Au fil des années nous avons complétés les mesures d’océanographies physiques par une nouvelle série de mesures biologiques telles que, par exemple, la concentration en phytoplancton dans la couche éclairée de l’océan. Cependant, jusqu’à encore très récemment, nous manquions cruellement d’informations sur les niveaux trophiques intermédiaires, à savoir l’ensemble du zooplancton et les petit poissons et calamars reliant le phytoplancton aux éléphants de mer. Les accéléromètres nous renseignent sur le nombre de mouvements de têtes associés à des tentatives de captures de proies au cours de la plongée et, par conséquent, sur l’abondance et la distribution des proies dans la colonne d’eau [1]. Ces tentatives sont indiquées par les points noirs dans la figure ci-dessous (partie gauche). Ces points sont superposés à la température mesurée par les éléphants de mer. Une avancée considérable a été permise grâce à la conception et réalisation d’un sonar miniature réalisé par Mark Johnson et Pauline Goulet[2] en lien avec le programme éléphant de mer. Ce micro-sonar permet de détecter le zooplancton, poissons et calamars dont la taille est supérieure à 1 mm en d’en estimer l’abondance. Ces organismes peuvent être différenciés par leur taille acoustique et leur comportement. Dans le graphe (au milieu) nous pouvons voir des organismes dont certains remontent près de la surface la nuit alors que d’autres restent à la même profondeur quelle que soit la période de la journée (Thèse M. Tournier CEBC). La bioluminescence [3] est un autre paramètre qui nous renseigne sur ces niveaux trophiques intermédiaires (à droite).
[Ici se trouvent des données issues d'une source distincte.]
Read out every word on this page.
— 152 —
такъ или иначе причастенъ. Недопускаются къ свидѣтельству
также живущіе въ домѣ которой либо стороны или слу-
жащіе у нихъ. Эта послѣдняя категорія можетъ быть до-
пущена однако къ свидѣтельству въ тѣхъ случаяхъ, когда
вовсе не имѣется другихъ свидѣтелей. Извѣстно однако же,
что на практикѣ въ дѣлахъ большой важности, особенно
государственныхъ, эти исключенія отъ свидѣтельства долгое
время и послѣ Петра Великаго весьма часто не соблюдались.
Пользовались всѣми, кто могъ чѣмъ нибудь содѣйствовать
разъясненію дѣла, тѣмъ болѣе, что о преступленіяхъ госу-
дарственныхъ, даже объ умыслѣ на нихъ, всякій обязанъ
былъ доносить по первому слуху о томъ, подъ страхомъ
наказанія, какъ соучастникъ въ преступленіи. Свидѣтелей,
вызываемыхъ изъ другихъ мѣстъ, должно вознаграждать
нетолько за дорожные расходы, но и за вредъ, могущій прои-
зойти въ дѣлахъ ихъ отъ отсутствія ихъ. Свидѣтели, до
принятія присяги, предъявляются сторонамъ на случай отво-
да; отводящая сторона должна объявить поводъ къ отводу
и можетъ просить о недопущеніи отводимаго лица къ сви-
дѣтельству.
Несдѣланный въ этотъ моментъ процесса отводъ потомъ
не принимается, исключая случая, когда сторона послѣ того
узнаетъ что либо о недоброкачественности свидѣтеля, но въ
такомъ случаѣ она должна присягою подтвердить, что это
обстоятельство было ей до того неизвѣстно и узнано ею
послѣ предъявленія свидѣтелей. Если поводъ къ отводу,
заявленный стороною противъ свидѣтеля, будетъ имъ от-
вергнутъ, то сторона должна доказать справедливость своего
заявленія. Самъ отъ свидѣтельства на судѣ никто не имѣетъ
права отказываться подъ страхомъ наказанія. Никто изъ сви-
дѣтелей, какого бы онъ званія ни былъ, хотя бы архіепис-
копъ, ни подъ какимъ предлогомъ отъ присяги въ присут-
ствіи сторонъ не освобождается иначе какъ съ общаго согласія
Aujourd’hui la plus grande valeur ajoutée du SNO-MEMO est de permettre d’évaluer l’influence de ces conditions physiques (température, salinité, lumière) sur la distribution, l’abondance et le comportement de ces niveaux intermédiaires peu étudiés car difficile à observer alors qu’ils représentent la plus grande migration quotidienne de biomasse sur terre. Nous étions loin d’imaginer, le jour où nous avons équipé le premier éléphant de mer d’une balise océanographique, que 15 ans plus tard ces animaux nous apporteraient autant d’informations sur la biologie et les réseaux trophiques de l’Océan Austral.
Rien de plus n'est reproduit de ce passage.